In late October, at the suggestion of a colleague, she reached out to Phoenix Union’s wellness specialists. One of them, Cailene Pisciotta, responded “super quickly” and the pair scheduled an appointment for the end of a school day.
From the start of the school year through mid-March, Collins-Frazier and Pisciotta met with 208 teachers, administrators and staff members for a total of 438 individual counseling sessions, typically lasting an hour. They’d seen staff at every one of Phoenix Union’s 21 school sites.
The counselors said the most common reasons that employees contacted them were grief, depression, anxiety, challenges with some student behaviors and fatigue from the uncertainties wrought by COVID-19. When asked how they respond to those stressors, Collins-Frazier and Pisciotta replied in unison: “validation.” Teaching during a pandemic is scary. It’s overwhelming. And teachers need to hear that acknowledged “because what they’re going through is so real,” Pisciotta said.
The teacher I spoke with said she first contacted the counselors because of marital challenges but ended up talking about tension caused by differences in classroom management styles between her and her co-teacher. Pisciotta helped her practice articulating her feelings with “I” statements, which led to a three-hour conversation between the two teachers about how to better support each other.
“I think now we’re connecting more in every way, like personally and professionally,” she said after her meetings with Pisciotta. “And that tension has started to go down, which has been a sigh of relief now because now I feel better about coming to work.”
In addition to individual sessions, the wellness specialists lead workshops on self-care practices, such as mindfulness. What they don’t do is crisis intervention or long-term treatment. If an employee needs more support after a few sessions, Collins-Frazier and Pisciotta refer them to an external provider. They’ve done a lot of outreach to find providers who can accept new clients and the district’s insurance, which can make a big difference when long wait times for mental health services are the norm.
“We are building a little network of people that are willing to jump in and help,” said Collins-Frazier.
Collins-Frazier and Pisciotta were hired in a time of heightened need for mental health support because of coronavirus, but the idea for their positions originated earlier, according to Phoenix Union Superintendent Chad Gestson. “We had an initial discussion right before the pandemic about, you know, if we’re investing so much money into the mental health and wraparound services of our 30,000 teenagers, why are we not doing the same thing for our 4,000 employees?” he said.
So amid school closures in spring 2020, Gestson proposed to the governing board that the district create up to three full-time wellness positions, funded out of the regular operations budget. The board approved that plan. That was the start of the vision, not the end. In recent months, Gestson said, he and his team got approval for two wellness manager positions — one to oversee the social-emotional programs, and another to oversee physical wellness initiatives for staff. Those positions will be funded with money from the district’s medical insurance trust and its medical provider.

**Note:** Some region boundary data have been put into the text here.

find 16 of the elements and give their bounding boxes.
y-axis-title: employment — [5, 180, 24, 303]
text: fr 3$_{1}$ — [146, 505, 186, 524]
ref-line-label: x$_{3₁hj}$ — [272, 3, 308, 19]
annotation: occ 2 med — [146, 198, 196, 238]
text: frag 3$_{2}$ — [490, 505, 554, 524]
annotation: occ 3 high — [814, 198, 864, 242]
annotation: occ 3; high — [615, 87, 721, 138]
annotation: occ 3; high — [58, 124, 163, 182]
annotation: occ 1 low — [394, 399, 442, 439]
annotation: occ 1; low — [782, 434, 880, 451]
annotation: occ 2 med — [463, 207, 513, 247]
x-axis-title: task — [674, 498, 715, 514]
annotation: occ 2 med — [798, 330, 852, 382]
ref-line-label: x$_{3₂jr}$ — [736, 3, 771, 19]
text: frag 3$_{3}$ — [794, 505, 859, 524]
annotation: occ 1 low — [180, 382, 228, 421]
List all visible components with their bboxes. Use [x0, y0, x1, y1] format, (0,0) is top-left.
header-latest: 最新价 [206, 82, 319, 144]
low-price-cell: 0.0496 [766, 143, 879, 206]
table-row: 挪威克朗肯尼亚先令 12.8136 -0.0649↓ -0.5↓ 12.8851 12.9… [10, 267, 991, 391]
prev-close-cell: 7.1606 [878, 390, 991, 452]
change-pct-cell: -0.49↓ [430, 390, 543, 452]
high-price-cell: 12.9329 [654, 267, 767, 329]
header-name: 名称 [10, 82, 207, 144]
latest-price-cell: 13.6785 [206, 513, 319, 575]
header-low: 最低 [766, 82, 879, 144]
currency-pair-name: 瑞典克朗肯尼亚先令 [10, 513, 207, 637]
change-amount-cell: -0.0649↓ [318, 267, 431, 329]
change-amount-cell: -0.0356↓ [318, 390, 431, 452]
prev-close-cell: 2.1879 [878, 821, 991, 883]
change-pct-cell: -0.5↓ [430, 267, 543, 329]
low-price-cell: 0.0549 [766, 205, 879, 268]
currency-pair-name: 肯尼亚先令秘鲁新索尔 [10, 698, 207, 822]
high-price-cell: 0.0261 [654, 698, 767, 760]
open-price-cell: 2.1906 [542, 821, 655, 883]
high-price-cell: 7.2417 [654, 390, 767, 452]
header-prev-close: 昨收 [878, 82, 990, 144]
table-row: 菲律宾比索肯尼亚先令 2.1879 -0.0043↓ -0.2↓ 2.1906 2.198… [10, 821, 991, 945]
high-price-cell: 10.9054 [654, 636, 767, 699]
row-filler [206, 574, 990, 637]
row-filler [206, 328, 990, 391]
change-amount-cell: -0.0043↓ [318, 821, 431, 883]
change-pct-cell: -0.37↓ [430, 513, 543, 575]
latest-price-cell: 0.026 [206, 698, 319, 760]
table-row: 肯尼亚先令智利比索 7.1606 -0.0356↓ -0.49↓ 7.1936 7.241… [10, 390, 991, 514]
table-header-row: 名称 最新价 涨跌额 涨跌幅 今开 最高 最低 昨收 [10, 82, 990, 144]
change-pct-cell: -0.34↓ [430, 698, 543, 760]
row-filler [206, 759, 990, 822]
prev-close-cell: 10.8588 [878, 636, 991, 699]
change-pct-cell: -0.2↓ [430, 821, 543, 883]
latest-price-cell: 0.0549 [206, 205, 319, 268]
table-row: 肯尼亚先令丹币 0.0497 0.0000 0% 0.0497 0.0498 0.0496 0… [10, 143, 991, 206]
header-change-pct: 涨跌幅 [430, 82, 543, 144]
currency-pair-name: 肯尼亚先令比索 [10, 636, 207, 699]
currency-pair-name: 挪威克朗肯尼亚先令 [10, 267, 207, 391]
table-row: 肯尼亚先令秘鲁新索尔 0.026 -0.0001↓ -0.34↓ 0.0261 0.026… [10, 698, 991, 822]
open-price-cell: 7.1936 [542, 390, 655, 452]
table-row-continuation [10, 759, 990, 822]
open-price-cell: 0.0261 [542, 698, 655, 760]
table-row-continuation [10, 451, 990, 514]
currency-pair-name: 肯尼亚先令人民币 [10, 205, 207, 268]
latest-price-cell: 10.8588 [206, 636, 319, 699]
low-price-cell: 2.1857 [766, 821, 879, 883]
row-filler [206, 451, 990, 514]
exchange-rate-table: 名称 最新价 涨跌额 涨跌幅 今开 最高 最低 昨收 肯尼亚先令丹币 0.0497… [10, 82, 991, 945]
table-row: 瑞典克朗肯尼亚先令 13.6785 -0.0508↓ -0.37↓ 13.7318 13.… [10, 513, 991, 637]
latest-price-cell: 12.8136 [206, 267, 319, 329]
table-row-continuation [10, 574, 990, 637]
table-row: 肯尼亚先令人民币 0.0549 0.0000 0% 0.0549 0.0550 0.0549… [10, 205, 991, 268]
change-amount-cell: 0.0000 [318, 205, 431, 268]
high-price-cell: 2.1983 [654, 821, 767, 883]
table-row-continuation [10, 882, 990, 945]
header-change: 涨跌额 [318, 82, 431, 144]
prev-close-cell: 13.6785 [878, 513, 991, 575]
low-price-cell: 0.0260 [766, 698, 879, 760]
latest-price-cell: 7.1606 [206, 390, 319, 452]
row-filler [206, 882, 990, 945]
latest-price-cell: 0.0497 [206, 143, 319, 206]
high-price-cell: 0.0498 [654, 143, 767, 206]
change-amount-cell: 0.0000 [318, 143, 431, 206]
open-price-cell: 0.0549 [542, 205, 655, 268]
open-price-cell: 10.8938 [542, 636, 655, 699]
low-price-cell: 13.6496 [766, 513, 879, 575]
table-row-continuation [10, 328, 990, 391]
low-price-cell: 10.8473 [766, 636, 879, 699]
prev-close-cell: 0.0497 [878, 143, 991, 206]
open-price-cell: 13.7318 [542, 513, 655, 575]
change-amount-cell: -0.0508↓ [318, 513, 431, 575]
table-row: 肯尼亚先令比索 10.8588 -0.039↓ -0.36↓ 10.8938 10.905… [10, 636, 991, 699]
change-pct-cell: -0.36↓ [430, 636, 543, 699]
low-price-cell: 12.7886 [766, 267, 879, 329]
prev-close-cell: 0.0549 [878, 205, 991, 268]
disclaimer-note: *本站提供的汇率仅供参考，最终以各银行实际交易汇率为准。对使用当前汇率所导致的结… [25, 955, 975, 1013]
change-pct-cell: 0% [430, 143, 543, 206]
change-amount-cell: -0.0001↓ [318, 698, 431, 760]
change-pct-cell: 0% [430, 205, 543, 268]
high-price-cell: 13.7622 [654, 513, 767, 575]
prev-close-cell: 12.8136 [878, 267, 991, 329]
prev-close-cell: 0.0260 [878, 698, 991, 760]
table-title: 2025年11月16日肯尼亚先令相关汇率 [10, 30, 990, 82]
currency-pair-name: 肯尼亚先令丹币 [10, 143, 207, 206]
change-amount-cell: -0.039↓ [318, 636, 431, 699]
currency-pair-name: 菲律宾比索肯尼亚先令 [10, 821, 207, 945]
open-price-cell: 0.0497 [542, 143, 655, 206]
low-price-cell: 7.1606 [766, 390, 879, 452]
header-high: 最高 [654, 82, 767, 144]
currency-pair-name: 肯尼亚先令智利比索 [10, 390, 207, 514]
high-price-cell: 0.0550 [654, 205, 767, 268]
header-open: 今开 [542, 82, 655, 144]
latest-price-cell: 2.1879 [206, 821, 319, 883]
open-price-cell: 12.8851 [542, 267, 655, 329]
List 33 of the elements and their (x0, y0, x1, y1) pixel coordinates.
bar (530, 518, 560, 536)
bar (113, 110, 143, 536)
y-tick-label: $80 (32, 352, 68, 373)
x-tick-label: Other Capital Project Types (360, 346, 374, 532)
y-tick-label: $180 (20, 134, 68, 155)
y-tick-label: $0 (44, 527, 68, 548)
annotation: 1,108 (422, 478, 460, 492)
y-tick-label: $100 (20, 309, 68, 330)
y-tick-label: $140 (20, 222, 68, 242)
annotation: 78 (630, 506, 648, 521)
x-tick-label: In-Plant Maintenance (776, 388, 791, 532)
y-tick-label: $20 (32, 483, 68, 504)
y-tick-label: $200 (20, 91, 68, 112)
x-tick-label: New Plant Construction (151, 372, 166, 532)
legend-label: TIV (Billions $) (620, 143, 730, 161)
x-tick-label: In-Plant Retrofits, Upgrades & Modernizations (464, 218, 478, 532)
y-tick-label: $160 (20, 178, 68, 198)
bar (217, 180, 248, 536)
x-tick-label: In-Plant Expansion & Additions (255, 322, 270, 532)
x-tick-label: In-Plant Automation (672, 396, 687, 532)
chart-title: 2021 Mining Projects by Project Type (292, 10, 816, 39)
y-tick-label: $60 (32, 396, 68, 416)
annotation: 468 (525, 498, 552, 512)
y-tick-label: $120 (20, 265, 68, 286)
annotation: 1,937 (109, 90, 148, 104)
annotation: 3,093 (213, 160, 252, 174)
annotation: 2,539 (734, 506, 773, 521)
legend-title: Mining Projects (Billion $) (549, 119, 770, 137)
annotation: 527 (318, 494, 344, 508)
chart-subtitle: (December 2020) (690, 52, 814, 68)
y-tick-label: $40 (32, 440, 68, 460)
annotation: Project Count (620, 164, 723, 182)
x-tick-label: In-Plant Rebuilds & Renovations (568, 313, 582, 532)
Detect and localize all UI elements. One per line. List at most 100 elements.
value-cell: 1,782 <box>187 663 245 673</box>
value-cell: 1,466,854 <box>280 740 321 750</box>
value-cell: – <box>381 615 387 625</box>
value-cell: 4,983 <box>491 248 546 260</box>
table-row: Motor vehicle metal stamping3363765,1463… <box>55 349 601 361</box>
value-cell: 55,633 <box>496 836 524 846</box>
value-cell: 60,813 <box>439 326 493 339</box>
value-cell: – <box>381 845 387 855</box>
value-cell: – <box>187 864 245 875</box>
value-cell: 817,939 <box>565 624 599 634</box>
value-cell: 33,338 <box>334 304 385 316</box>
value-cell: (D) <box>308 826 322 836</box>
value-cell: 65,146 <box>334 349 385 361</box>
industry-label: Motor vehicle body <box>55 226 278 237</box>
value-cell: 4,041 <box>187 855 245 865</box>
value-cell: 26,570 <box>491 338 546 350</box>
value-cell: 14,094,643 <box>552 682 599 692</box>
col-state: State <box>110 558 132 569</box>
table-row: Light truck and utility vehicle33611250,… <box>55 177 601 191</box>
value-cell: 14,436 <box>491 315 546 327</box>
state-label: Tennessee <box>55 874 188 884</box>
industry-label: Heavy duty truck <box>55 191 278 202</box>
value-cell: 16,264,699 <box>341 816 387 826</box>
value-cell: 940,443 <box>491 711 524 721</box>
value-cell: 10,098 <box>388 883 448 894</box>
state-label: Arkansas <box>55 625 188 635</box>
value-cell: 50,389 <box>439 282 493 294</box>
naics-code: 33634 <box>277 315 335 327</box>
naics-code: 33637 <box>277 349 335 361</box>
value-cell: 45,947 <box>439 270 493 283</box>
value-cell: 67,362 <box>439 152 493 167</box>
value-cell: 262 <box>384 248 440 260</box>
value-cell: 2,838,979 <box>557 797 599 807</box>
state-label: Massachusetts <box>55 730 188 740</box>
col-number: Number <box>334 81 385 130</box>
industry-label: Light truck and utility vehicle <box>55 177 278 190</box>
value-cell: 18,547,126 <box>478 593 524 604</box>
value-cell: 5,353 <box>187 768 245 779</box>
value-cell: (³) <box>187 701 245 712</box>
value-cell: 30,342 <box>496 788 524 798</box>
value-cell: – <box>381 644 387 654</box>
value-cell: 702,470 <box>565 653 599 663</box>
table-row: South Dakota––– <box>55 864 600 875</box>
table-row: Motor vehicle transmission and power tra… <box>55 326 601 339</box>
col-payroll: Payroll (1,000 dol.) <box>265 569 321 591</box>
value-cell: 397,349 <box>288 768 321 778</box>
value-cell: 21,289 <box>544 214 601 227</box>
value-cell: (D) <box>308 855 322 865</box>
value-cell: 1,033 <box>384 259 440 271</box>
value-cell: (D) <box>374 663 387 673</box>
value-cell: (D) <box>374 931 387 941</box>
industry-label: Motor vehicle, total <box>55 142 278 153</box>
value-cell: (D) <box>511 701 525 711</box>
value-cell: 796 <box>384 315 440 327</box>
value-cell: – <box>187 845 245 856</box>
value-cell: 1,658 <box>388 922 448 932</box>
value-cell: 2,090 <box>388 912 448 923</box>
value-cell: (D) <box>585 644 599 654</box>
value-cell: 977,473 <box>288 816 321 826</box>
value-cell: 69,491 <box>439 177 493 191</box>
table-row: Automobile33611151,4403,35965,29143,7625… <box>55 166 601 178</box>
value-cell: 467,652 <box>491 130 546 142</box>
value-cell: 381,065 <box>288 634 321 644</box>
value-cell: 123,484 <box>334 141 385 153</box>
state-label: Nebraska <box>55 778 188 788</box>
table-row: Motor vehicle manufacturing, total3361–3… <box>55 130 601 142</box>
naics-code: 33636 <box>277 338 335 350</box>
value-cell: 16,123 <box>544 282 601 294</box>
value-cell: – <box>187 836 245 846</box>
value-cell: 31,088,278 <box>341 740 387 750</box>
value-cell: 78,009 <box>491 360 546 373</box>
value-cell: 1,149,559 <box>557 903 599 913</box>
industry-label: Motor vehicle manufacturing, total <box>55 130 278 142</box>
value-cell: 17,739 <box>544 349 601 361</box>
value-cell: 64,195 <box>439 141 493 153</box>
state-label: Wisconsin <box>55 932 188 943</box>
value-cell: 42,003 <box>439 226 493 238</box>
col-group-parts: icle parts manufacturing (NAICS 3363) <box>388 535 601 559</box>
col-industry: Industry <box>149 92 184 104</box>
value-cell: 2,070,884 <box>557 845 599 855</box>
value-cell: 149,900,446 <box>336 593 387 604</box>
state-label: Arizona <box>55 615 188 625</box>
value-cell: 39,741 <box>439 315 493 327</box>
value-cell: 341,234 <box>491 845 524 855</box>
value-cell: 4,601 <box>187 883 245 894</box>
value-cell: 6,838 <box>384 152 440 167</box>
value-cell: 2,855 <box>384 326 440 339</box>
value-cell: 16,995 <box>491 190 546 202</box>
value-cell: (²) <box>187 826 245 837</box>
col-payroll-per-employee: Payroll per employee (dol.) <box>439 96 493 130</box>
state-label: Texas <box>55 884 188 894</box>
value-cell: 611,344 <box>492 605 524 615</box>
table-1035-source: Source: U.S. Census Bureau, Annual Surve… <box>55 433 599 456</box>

Gestson said the program is being built out with a “ready, fire, aim” approach — a term from the start-up world that suggests it’s better to start with something and adjust, rather than spending years planning. “When we launched this, it was just like, ‘let’s start loving our people,’” the superintendent said. In addition to adding manager positions, his team is still figuring out the parameters of the existing roles. For instance, what does wellness for the wellness specialists look like? When are they not on call? Pisciotta said setting the same kind of boundaries she encourages teachers to set has taken conscious effort.
Administrators also are still figuring out how to evaluate the program’s success. Gestson said the numbers of employees requesting services, exiting services and being referred for additional support will be part of the equation, as will employee retention rates and an annual wellness survey that predates the creation of the positions.
But the anecdotal evidence of the benefits may be the most powerful. For example, Gestson said he’d received phone calls from two Phoenix Union administrators who told him that talking with the wellness specialists had been transformational for their mental health.
The special education teacher I spoke with also expressed gratitude for the service. “It’s just so awesome that, you know, we’re already struggling enough, and now this free, incredible resource just comes right to me, and I can do it on my prep period.”
It’s not a cure-all, of course. During winter break, she felt dread rising again at the thought of school. After returning in January, though, the honest communication she’d started to have with her co-teacher started to pay off in their classroom. She said that by leaning into and trusting each other more, they’ve been better able to handle student behaviors and target their instruction. “I think we’re finally getting to some of the kids. So I’ve seen more success, maybe the last two weeks than I have before that this year,” she said in February.
Meeting with Pisciotta also inspired her to prioritize her own needs more. For example, she started reading novels during her students’ silent reading time, bringing her back to her childhood identity as a bookworm. “I always tend to put everyone else in front of myself, and Cailene’s taught me how to be more aware of that,” she said.